A major contribution in this respect has been made by the group of Postma (145, 150, 190, 201) on glucose uptake via the PTS system. Using genetic constructs, expression levels of all components of the PTS system were varied and effects on steady-state glycolytic flux and specific growth rate of small perturbations around the wild-type level of expression were measured (150, 190). These perturbation studies are importantly different from analyses in which strains are used that are deleted in an enzyme. Whereas such a latter analysis shows whether an enzyme is involved in a pathway it does not show whether the enzyme has a control on the flux at wild-type levels of expression. Thus, analyses with deletion strains are important in structural analyses, i.e., to establish a metabolic network, but to determine the control of an enzyme, subtler perturbations of the enzyme activity are necessary. Such experiments, essential to understand quantitatively the importance of the enzymes in a system, require precise perturbation tools (e.g., controllable expression systems) and well-controlled cultivation conditions for steady-state analyses.

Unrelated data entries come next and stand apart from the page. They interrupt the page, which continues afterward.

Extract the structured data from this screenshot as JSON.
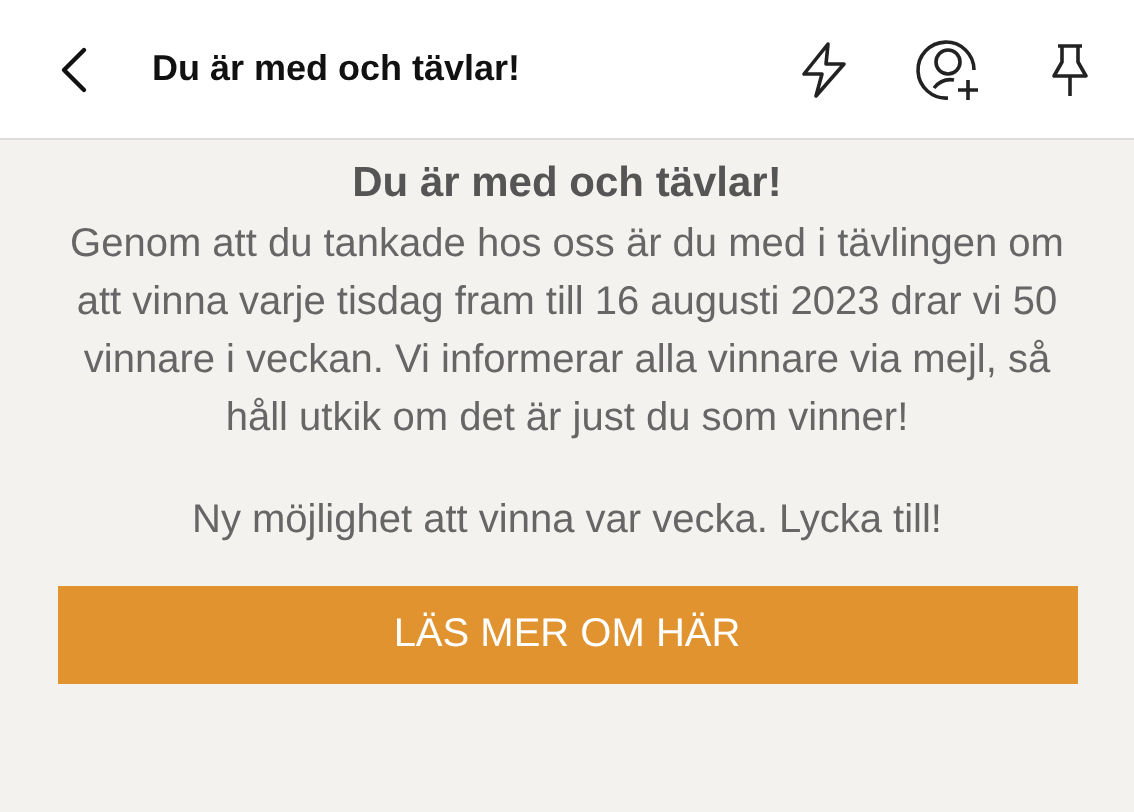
{
  "header": {
    "title": "Du är med och tävlar!"
  },
  "content": {
    "heading": "Du är med och tävlar!",
    "paragraphs": [
      "Genom att du tankade hos oss är du med i tävlingen om att vinna varje tisdag fram till 16 augusti 2023 drar vi 50 vinnare i veckan. Vi informerar alla vinnare via mejl, så håll utkik om det är just du som vinner!",
      "Ny möjlighet att vinna var vecka. Lycka till!"
    ],
    "button": "LÄS MER OM HÄR"
  }
}
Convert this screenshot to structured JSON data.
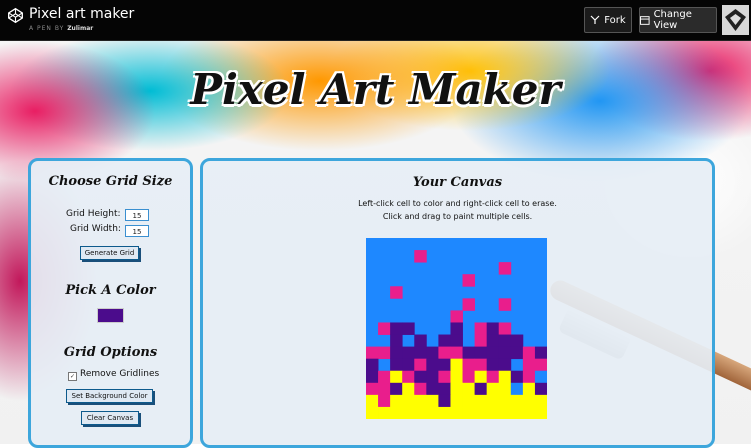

The example of the PTS illustrates the importance of the reference state perfectly. Whereas each of the components EI, HPr, IIAGlc, and IICBGlc gained high control on the glucose oxidation rate (and on growth rate) upon an extensive decrease in their activity, they did not do so at wild-type levels of expression. Thus, a strong dependency of the glycolytic flux for each of the components of the PTS was observed at low-expression levels but at wild-type levels of expression no further increase in flux is observed upon overexpression of the PTS enzymes. These studies were performed in batch cultures at saturating glucose concentrations and there are indications that the PTS enzymes might have control at low-glucose concentrations such as prevailing in glucose-limited chemostat cultures (201). These latter studies show again that the control distribution in a system is a dynamic property, dependent on the state of the system, internally (e.g., expression levels of the enzymes) as well as externally (e.g., substrate and product concentrations in addition to pH, temperature, ionic strength, etc.).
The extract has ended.